Lara Bozabalian, Artist/Mother – Life 2.0

Knee Deep In All I Long For

I spent the weekend with my oldest friends. Those who have lasted through decades (and then some), whose laughter was grateful wallpaper, whose presence brought peace when one or some of us were struck low. I don’t know what keeps certain people in our lives, and lets others go, but there is grace in it, and then some.

My father passed last summer, I should mention that. In the heavy days after, I left the city for a road trip with my son. We drove for hours, my mind empty of everything but the hum of hospital machinery, eyes wide with overexposure. After a few hours, we ended up in Prince Edward County and, over three days and nights beside a lake, with friends and among art, I exhaled. Flush with sunshine and ice cream, my gorgeously oblivious toddler splashed in the water and the sand.

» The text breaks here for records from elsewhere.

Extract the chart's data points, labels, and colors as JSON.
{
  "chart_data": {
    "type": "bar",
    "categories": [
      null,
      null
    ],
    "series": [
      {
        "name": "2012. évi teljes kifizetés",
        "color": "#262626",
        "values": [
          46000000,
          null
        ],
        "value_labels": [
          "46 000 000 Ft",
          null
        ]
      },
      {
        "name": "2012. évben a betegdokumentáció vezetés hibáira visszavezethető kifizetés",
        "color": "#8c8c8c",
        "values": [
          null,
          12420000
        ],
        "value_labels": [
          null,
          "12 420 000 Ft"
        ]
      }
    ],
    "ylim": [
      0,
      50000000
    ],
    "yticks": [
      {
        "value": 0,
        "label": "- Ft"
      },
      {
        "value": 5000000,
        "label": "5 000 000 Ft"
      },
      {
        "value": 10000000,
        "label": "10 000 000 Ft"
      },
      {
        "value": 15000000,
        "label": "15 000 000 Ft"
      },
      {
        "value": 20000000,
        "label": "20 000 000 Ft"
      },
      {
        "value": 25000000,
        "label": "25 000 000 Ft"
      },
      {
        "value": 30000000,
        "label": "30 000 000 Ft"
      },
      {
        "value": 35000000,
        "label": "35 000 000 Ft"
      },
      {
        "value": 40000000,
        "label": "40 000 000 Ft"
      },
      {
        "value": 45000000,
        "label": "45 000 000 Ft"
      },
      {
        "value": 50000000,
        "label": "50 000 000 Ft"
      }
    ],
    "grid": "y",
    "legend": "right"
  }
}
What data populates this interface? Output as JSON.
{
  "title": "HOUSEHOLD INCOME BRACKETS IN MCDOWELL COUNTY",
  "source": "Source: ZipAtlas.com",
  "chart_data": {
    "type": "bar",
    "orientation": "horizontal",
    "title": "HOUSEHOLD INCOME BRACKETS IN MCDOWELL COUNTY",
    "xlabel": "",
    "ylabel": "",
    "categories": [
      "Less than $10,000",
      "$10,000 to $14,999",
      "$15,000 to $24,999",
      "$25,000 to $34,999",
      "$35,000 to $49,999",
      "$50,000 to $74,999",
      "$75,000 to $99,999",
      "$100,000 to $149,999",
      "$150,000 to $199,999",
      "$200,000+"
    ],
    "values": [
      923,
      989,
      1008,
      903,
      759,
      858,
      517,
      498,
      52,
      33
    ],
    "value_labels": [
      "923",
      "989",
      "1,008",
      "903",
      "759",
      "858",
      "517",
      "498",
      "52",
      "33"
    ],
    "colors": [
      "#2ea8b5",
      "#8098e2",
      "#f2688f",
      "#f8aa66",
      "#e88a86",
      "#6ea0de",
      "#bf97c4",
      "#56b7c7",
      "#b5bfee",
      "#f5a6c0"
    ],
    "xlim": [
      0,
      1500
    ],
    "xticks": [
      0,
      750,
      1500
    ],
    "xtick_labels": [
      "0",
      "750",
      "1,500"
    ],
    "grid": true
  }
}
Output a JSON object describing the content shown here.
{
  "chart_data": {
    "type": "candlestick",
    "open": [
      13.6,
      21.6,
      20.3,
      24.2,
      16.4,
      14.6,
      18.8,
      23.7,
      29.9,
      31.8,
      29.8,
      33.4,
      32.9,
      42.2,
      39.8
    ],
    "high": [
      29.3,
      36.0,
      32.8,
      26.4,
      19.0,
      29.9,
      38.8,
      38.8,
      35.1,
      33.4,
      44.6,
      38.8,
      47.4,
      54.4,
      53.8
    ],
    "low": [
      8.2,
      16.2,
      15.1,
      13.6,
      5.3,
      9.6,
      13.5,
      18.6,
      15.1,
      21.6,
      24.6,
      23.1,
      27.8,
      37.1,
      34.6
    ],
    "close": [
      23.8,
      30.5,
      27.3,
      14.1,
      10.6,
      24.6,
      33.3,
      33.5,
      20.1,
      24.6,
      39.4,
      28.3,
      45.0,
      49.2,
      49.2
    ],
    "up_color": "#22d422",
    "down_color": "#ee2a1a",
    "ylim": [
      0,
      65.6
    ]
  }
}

Teaching life followed on the heels of that road trip, and all the stress that re-submergence into working life entailed. Between marking papers, course taking, evaluations, physiotherapy sessions, doctors appointments, flu sessions, dinners, conversations, and sleep (little/none), I had little time or energy to record my thoughts. Now, a year later (and a week shy of the anniversary of my fathers death), I am back-boned in a way I was not; wrinkled, occasionally, with moments of anxiety or over-reflection, but a smooth sail for the most part. I am writing again. Differently from the wrenching poems I used to pen or the exploratory vignettes brought back from travel. Writing is brighter now, distilled into colours and deep, joyful laughter – a room full of children, well come.